In light of the lack of recent investment in upstream oil and the higher cost of extracting oil from difficult environments - such as deep offshore fields - an oil supply crunch in which businesses and consumers alike are hit by higher prices at the pump looms large. While some dismiss the warnings of impending oil crunch and a global conventional energy deficit as alarmist and point to past predictions of resource constraints failing to materialise, growth in the demand for energy in developing countries is key and indisputable. This growth is a result of the outsourcing of manufacturing from OECD countries and rapid economic development and domestic consumption. This is both unstoppable and taking place at an unprecedented pace.
Independently of concerns over security of supply, climate change is simultaneously unleashing a wave of policy initiatives and investments around the world that will revolutionize the way that we manage and use energy. Ensuring that policy and technology changes are introduced that address both energy, climate and environmental security issues will be vital in a smooth transition to a sustainable energy sector.

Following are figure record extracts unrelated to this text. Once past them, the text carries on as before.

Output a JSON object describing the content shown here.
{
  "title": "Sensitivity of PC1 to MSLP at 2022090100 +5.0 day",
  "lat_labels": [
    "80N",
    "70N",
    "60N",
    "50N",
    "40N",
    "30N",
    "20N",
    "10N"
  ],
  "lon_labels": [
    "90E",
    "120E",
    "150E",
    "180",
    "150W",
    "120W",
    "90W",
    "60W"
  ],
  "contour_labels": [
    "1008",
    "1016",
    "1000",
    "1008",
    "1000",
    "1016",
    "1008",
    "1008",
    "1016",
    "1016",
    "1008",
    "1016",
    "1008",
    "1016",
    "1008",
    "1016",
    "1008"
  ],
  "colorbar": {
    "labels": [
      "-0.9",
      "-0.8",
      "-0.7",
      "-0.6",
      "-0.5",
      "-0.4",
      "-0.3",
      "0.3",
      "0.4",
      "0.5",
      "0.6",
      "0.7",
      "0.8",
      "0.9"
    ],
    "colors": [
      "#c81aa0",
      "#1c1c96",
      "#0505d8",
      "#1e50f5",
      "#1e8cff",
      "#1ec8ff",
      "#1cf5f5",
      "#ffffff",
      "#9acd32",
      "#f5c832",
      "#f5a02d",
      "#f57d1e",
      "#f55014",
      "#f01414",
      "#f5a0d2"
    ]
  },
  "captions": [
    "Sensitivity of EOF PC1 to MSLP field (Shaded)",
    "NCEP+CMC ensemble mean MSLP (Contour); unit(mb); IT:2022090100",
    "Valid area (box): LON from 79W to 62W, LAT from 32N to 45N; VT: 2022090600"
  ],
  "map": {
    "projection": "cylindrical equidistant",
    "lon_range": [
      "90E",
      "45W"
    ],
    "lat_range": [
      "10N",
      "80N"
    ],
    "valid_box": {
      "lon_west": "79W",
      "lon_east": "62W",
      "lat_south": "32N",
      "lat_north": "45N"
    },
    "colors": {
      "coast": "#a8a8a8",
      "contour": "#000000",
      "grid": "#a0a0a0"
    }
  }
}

Both governments and businesses need to think differently about energy security. It is no longer just a case of securing access to foreign resources at the right price, upgrading old infrastructure or paying the bills on time but will involve actually changing practices, technology, regulation and most likely expectations. For some this will mean a lot more than changing the light-bulbs; it could involve tough decisions about switching suppliers, investing in alternative generation or even divesting from certain businesses. Not only that but the new energy systems that we install and the institutions we set up to manage them have to take into account a different range of vulnerabilities including climate volatility, pressure on scarce sources and exposure to cyber attack.
These changes will not be easy and will take time. However, just like the attempts to stem the oil from the Deepwater Horizon rig; the longer they are left the more difficult it will be to clean up the mess.